Planners will have to look very thoroughly into questions such as: Are we going to walk less because it is so convenient to just hail an AV? Do we have to create more active spaces that will encourage people to exercise, walk, ride their bikes or engage in other outdoor activities? Are AV going to make us fat?
Obliviously, the discussion is not about AV technology itself, but about everything else that comes with it. Maybe we can use the spaces we don’t need for traffic anymore (due to fewer parking spaces and narrower lanes) to create beautiful parks, bike lanes, and other public spaces for recreation, community events, and outdoor activities. And again… I am revolving the plans for public spaces around the plans for AV integration. We are definitely facing new challenges when it comes to designing outdoor spaces. What will make people go outside? People are already getting less and less active and disconnected from nature, which impacts their health tremendously. How will we have to design public spaces so people will still use them?
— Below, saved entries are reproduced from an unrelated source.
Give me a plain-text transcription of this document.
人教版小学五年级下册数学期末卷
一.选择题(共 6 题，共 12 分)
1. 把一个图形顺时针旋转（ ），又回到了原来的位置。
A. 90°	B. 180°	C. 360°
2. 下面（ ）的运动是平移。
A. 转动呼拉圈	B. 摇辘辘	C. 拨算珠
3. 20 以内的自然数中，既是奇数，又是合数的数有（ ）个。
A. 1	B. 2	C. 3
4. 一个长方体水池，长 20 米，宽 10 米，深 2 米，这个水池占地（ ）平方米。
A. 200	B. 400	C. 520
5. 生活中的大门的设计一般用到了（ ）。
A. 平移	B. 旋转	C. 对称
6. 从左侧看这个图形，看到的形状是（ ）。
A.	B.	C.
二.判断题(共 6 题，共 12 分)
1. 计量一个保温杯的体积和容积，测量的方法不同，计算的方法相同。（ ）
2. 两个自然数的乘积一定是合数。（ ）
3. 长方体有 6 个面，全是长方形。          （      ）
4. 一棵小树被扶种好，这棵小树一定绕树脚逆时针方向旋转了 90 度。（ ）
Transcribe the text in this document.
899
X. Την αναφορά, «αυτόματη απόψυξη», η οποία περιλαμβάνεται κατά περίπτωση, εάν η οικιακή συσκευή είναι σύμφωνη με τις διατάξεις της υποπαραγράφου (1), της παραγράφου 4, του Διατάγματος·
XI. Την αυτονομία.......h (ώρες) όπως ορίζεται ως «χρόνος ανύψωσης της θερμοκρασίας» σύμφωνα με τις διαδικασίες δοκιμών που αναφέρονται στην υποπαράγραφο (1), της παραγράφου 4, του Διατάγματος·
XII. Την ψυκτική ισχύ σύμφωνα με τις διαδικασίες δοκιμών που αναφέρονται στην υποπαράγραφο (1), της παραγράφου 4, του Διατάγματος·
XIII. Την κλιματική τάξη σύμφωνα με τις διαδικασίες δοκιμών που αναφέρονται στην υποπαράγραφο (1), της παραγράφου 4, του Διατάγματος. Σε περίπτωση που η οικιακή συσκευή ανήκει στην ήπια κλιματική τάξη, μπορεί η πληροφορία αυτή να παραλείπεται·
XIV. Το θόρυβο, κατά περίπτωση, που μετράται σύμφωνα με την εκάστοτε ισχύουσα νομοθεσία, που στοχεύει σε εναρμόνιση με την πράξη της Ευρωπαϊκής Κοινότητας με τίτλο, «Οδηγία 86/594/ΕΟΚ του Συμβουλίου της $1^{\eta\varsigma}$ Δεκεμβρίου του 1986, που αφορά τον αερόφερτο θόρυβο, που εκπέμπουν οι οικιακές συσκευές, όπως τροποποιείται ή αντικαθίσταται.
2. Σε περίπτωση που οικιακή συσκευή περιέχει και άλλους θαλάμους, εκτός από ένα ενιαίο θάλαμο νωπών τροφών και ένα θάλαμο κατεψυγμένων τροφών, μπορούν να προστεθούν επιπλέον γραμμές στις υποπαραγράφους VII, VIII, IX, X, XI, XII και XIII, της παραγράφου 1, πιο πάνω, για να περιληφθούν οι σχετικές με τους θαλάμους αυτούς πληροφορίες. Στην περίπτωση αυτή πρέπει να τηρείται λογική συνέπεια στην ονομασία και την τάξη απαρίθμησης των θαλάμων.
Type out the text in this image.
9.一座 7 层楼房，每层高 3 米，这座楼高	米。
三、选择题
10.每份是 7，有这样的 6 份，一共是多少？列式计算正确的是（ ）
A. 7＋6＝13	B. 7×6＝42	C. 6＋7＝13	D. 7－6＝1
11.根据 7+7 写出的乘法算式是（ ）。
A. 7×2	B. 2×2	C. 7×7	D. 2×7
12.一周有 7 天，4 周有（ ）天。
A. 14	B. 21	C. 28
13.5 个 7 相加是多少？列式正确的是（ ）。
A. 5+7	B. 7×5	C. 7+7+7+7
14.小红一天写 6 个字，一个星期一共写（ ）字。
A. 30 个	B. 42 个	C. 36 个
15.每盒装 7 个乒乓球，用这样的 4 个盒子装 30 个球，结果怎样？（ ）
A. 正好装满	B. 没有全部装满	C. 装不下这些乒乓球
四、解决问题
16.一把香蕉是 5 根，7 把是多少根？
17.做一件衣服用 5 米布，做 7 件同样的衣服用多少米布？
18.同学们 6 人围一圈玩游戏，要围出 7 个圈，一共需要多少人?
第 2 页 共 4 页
I don’t want to criticize AV. Quite the opposite, I think it is an extremely exciting time seeing all these technological inventions coming to fruition. However, there are still a lot of unanswered questions and we have to be really smart about how we are going to plan our future cities, integrating AV, while providing for healthy, high-quality, and sustainable communities. We can’t just think about the re-use and re-design of spaces we don’t need for automobile transportation anymore. We have to plan more holistically, focusing on the people and how we can invite and motivate them to spend time outside, to walk, to ride their bikes, and to engage with their communities. Otherwise, we are at risk of making the same mistakes we did in the 1950s when we started concentrating our planning efforts around cars.
The way AV are being envisioned today will make inactivity even more attractive and easier for everyone. We as planners have to make sure we don’t forget to focus our plans on the people who live, work, and play in our cities. We have to ensure that they can live healthy and high-quality lives in the cities we plan. When integrating AV technologies into our cities, we have to make sure we plan for people and not for cars.